В садах Эпикура - Алексей Леонидович Кац
Институтская работа шла своим чередом. Было хорошее, было плохое. Элебаева мы одолели, но неприязненное отношение министерства к Эшмамбетову и ко мне сохранялось. Нас постоянно чем-нибудь дергали. Раньше нас проверял Элебаев, теперь стал проверять, сменивший Элебаева, Бугубаев. С этим оказалось легче: он показался мне совсем дураком.
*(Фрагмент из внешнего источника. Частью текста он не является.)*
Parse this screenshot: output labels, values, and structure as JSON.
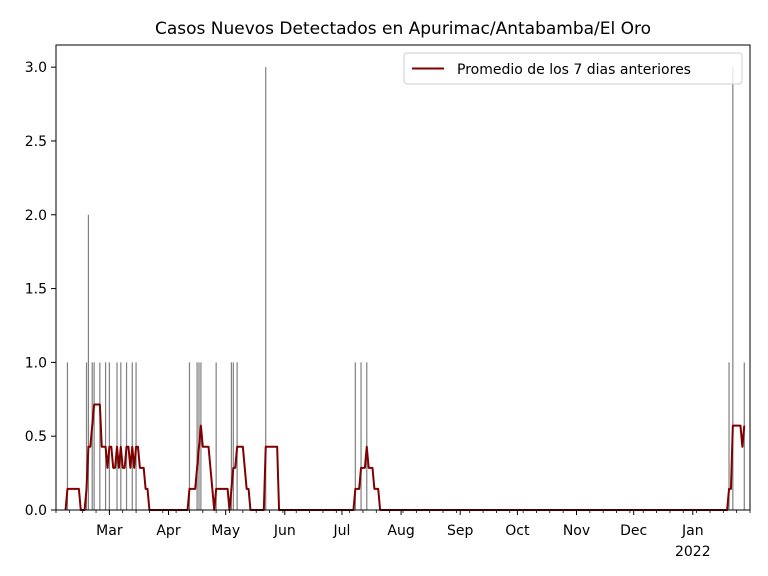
{
  "chart_data": {
    "type": "bar",
    "title": "Casos Nuevos Detectados en Apurimac/Antabamba/El Oro",
    "xlabel": "",
    "ylabel": "",
    "xlim": [
      "2021-02-01",
      "2022-01-31"
    ],
    "ylim": [
      0,
      3.15
    ],
    "y_ticks": [
      0.0,
      0.5,
      1.0,
      1.5,
      2.0,
      2.5,
      3.0
    ],
    "y_tick_labels": [
      "0.0",
      "0.5",
      "1.0",
      "1.5",
      "2.0",
      "2.5",
      "3.0"
    ],
    "x_ticks": [
      {
        "date": "2021-03-01",
        "label": "Mar"
      },
      {
        "date": "2021-04-01",
        "label": "Apr"
      },
      {
        "date": "2021-05-01",
        "label": "May"
      },
      {
        "date": "2021-06-01",
        "label": "Jun"
      },
      {
        "date": "2021-07-01",
        "label": "Jul"
      },
      {
        "date": "2021-08-01",
        "label": "Aug"
      },
      {
        "date": "2021-09-01",
        "label": "Sep"
      },
      {
        "date": "2021-10-01",
        "label": "Oct"
      },
      {
        "date": "2021-11-01",
        "label": "Nov"
      },
      {
        "date": "2021-12-01",
        "label": "Dec"
      },
      {
        "date": "2022-01-01",
        "label": "Jan",
        "sublabel": "2022"
      }
    ],
    "bar_color": "#808080",
    "line_color": "#800000",
    "legend": {
      "position": "upper right",
      "label": "Promedio de los 7 dias anteriores"
    },
    "daily_cases": [
      {
        "date": "2021-02-07",
        "value": 1
      },
      {
        "date": "2021-02-17",
        "value": 1
      },
      {
        "date": "2021-02-18",
        "value": 2
      },
      {
        "date": "2021-02-20",
        "value": 1
      },
      {
        "date": "2021-02-21",
        "value": 1
      },
      {
        "date": "2021-02-24",
        "value": 1
      },
      {
        "date": "2021-02-27",
        "value": 1
      },
      {
        "date": "2021-03-01",
        "value": 1
      },
      {
        "date": "2021-03-05",
        "value": 1
      },
      {
        "date": "2021-03-07",
        "value": 1
      },
      {
        "date": "2021-03-10",
        "value": 1
      },
      {
        "date": "2021-03-13",
        "value": 1
      },
      {
        "date": "2021-03-15",
        "value": 1
      },
      {
        "date": "2021-04-12",
        "value": 1
      },
      {
        "date": "2021-04-16",
        "value": 1
      },
      {
        "date": "2021-04-17",
        "value": 1
      },
      {
        "date": "2021-04-18",
        "value": 1
      },
      {
        "date": "2021-04-26",
        "value": 1
      },
      {
        "date": "2021-05-04",
        "value": 1
      },
      {
        "date": "2021-05-05",
        "value": 1
      },
      {
        "date": "2021-05-07",
        "value": 1
      },
      {
        "date": "2021-05-22",
        "value": 3
      },
      {
        "date": "2021-07-08",
        "value": 1
      },
      {
        "date": "2021-07-11",
        "value": 1
      },
      {
        "date": "2021-07-14",
        "value": 1
      },
      {
        "date": "2022-01-20",
        "value": 1
      },
      {
        "date": "2022-01-22",
        "value": 3
      },
      {
        "date": "2022-01-28",
        "value": 1
      }
    ],
    "avg_start": "2021-02-06",
    "avg_end": "2022-01-28"
  }
}
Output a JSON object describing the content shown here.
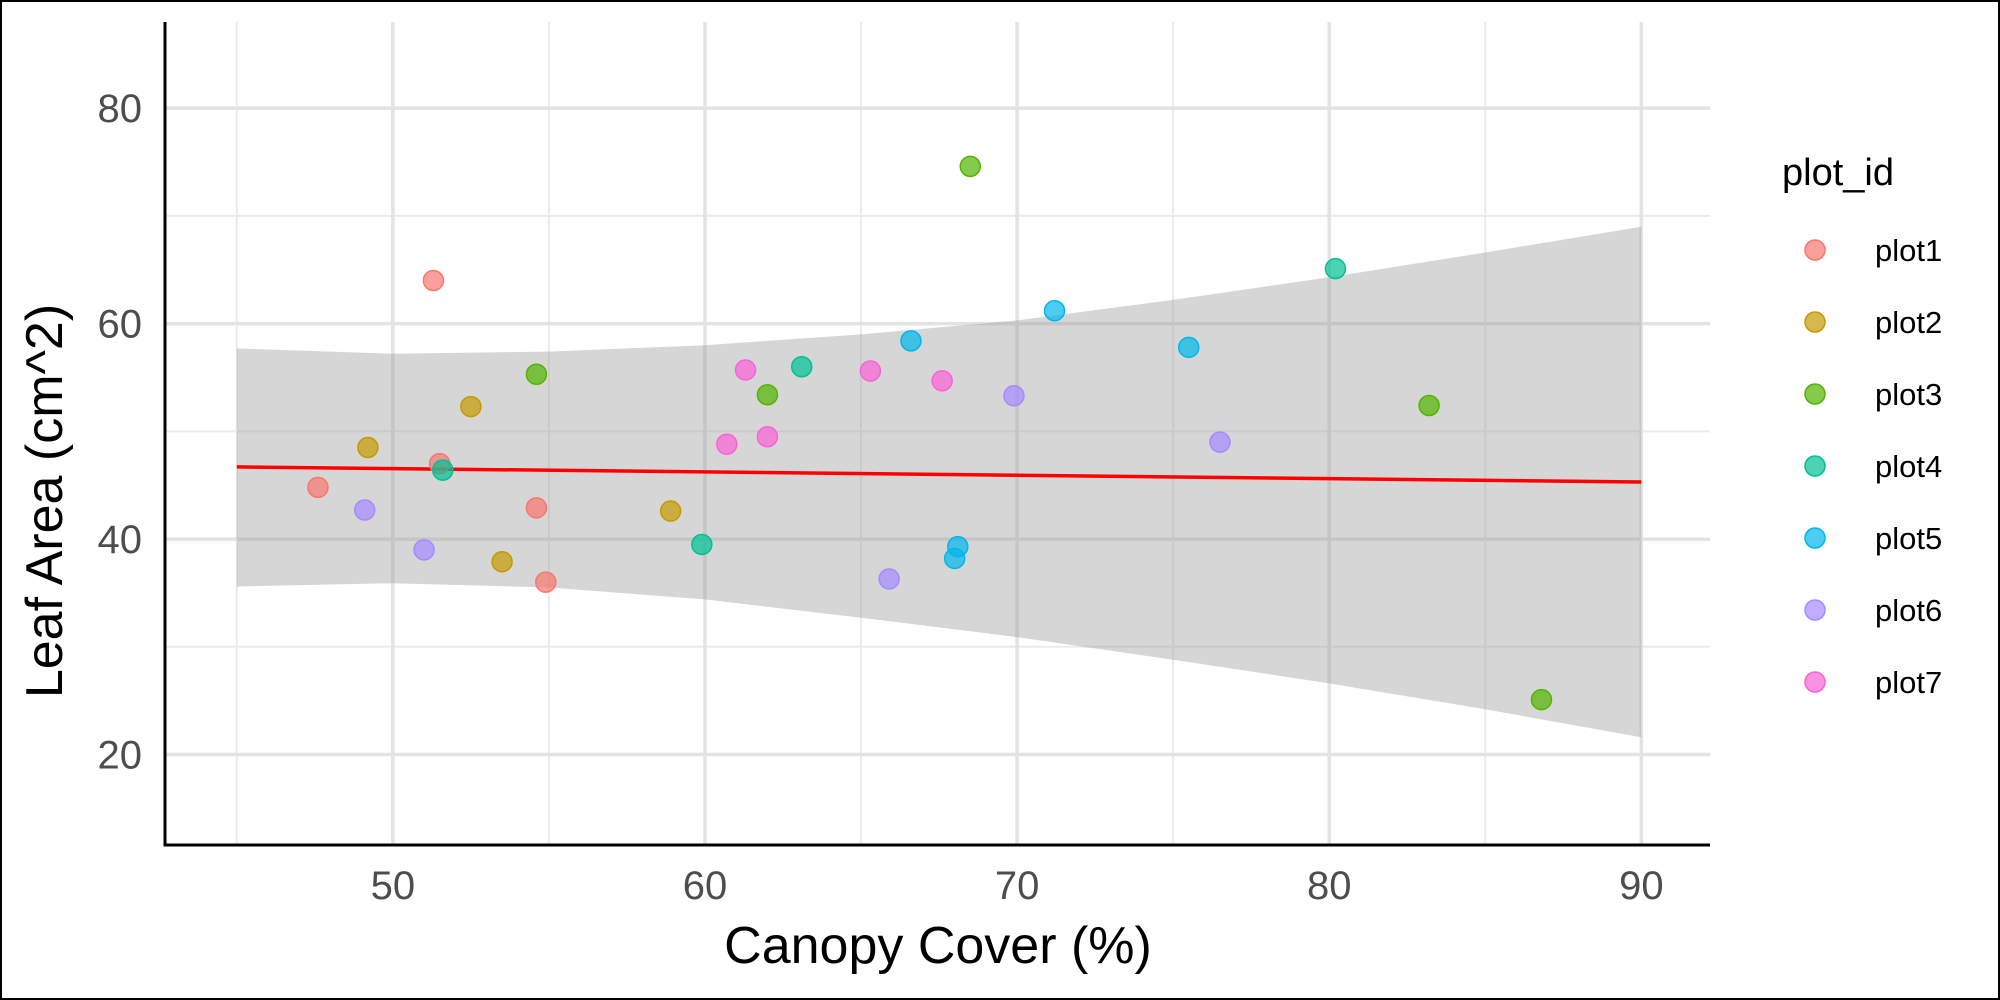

Мы занимались привитием хороших вкусов студентам. Начало функционировать научное студенческое Общество. Оно было слабым, но функционирующим. Ирина Павловна Карасева много сделала для приобщения студентов к изобразительному искусству. Делала стенды, с которых изумленные зрители брали на память репродукции Рубенсовских красавиц. Ирина Павловна организовала небольшой музей. Фрунзенские художники подарили несколько неплохих картин. Я принял участие в создании музея и заслужил благодарность любителей живописи. Они съездили на экскурсию в Эрмитаж, вернувшись, преподнесли мне юбилейный значок, выпущенный в честь 200-летия Эрмитажа. Такой чести в институте удостоились двое – Эшмамбетов и я. Студенты, по собственной инициативе, решили преподнести нам эти значки.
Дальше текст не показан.